Reggie Young (1936-2019)

Pendant plus de cinquante ans, du début des années 1960 au milieu des années 2010, Reggie Young a fait partie de l’aristocratie des musiciens de studios, jouant indifféremment sur des enregistrements pop, soul, rock ou country, et sa guitare orne des dizaines de tubes majeurs, du Drift away de Dobie Gray au Suspicious mind d’Elvis Presley en passant par Dark end of the street de James Carr, mais aussi d’innombrables disques obscurs. Né dans le Missouri, élevé en Arkansas, il avait fait ses débuts professionnels au sein du groupe du rocker de Memphis Eddie Bond avant de rejoindre l’orchestre du studio Royal. Il accompagne les différentes vedettes, essentiellement instrumentales à cette époque, du label Hi, parmi lesquelles Ace Cannon – décédé il y a quelques semaines – et Don Bryant, et se produit avec le Bill Black Combo, avec lequel il assure notamment la première partie de la tournée des Beatles en 1964.

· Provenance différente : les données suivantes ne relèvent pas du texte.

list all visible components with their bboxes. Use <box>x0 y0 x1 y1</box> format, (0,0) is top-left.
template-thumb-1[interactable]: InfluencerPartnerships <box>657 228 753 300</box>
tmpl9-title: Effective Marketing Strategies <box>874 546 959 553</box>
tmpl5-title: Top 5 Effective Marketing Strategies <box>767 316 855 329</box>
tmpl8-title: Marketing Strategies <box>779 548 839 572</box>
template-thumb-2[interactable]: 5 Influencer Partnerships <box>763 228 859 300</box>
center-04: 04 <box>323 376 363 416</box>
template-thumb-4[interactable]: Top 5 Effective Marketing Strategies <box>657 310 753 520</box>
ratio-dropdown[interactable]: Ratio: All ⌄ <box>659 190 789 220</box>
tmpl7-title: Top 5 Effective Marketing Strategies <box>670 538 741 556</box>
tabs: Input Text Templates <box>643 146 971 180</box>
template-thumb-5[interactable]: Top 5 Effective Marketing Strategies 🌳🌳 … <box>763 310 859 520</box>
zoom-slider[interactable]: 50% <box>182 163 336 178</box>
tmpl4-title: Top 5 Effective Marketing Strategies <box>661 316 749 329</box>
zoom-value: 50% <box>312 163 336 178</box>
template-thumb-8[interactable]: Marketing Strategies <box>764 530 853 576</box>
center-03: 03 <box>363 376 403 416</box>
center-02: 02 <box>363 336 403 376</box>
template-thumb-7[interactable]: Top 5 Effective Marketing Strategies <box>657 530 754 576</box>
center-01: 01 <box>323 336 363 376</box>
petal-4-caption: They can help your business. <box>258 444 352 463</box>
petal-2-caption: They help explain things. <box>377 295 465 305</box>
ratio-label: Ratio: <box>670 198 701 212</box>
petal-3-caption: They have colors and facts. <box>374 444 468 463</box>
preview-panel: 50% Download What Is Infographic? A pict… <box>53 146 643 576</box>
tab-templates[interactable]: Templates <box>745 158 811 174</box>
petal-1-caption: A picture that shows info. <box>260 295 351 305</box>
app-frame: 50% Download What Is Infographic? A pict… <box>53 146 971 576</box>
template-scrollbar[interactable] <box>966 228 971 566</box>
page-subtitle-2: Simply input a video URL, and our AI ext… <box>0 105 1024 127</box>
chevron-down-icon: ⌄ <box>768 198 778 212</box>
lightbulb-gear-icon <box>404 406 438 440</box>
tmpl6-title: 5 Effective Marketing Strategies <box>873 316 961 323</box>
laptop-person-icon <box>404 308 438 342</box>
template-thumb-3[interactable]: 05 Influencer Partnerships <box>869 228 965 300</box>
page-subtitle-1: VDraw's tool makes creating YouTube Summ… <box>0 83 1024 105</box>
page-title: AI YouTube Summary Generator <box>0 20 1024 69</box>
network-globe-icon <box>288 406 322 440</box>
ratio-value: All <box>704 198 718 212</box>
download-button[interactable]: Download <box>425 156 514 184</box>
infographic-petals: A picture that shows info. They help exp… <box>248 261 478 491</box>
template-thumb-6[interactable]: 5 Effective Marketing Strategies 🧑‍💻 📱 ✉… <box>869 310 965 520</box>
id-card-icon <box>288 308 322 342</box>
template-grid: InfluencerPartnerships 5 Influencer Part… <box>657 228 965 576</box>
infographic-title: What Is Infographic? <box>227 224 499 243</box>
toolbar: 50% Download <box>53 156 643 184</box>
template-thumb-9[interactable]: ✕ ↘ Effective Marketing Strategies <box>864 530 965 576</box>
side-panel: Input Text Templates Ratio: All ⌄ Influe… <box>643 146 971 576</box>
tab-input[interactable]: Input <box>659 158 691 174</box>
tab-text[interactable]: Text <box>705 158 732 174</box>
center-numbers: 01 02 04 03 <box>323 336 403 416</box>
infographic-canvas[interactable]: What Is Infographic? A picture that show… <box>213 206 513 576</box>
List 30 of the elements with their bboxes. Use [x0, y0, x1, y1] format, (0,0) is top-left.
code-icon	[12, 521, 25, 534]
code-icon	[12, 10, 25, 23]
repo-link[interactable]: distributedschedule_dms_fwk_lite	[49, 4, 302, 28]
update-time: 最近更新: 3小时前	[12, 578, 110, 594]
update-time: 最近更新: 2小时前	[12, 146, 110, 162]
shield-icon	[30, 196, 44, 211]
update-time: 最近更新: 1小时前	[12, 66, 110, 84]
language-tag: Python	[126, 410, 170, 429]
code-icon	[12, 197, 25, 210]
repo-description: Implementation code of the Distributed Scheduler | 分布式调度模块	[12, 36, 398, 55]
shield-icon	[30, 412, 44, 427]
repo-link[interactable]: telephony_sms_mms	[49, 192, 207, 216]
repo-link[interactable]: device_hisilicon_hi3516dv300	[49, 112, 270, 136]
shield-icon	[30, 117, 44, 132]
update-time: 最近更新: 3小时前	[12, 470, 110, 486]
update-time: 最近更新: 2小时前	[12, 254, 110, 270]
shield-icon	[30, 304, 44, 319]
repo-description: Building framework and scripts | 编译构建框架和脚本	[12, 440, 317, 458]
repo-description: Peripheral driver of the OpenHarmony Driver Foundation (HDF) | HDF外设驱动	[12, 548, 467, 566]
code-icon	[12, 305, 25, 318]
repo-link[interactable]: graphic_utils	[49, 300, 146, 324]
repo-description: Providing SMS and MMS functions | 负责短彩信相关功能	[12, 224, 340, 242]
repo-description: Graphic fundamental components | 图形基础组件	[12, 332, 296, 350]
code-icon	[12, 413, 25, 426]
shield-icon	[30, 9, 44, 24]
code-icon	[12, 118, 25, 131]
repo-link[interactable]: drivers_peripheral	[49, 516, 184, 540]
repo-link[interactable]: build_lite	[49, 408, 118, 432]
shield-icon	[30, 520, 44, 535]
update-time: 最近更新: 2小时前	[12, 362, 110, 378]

En 1967, il rejoint le house band du studio American, sous la houlette du producteur Chips Moman. Surnommés les Memphis Boys, les musiciens enchaînent alors les séances à succès jusqu’au début des années 1970 pour des artistes aussi divers que Joe Tex, Bobby Womack, Wilson Pickett, Dusty Springfield, Neil Diamond ou Herbie Mann, sans oublier les légendaires sessions avec Elvis Presley dont sont issus In the ghetto et Suspicious mind. Bien que la guitare soit son instrument de prédilection, il lui arrive également d’enregistrer au sitar électrique, par exemple sur le Cry like a baby des Box Tops. Il quitte Memphis au début des années 1970 pour rejoindre Nashville où il s’impose sans difficulté dans le milieu très compétitif des studios locaux, accompagnant les plus grandes vedettes de la scène country, de Merle Haggard à Willie Nelson en passant par Waylon Jennings et Kenny Rogers, et même par Ray Charles à l’occasion de sa période country. Tant Johnny Hallyday qu’Eddy Mitchell ont eu recours à plusieurs reprises à ses services, ainsi que, en vrac, J.J. Cale, B.B. King, Dan Penn, Joe Cocker, Jerry Lee Lewis, Etta James et quelques centaines d’autres.

 


© Ace Records

 

Habitué à se produire sur scène dans le cadre d’hommages à Elvis Presley, souvent avec ses collègues des Memphis Boys, il avait attendu 2017 pour publier un premier album solo (précédé par deux singles obscurs dans les années 1960), “Forever Young”, qui avait donné un excellent prétexte à Soul Bag pour échanger longuement avec lui à l’occasion du numéro 228 (automne 2017). Ace Records publie dans quelques jours une anthologie de son travail d’accompagnateur sous le titre “Session Guitar Star” mais les 24 titres qu’elle propose ne font qu’effleurer la surface d’une œuvre que le Reggie Young Discography Project (reggieyoung.org/discography-project) tente d’inventorier à partir des notes méticuleuses tenues par le principal intéressé, reflet d’une aventure musicale qui se confond avec une vie.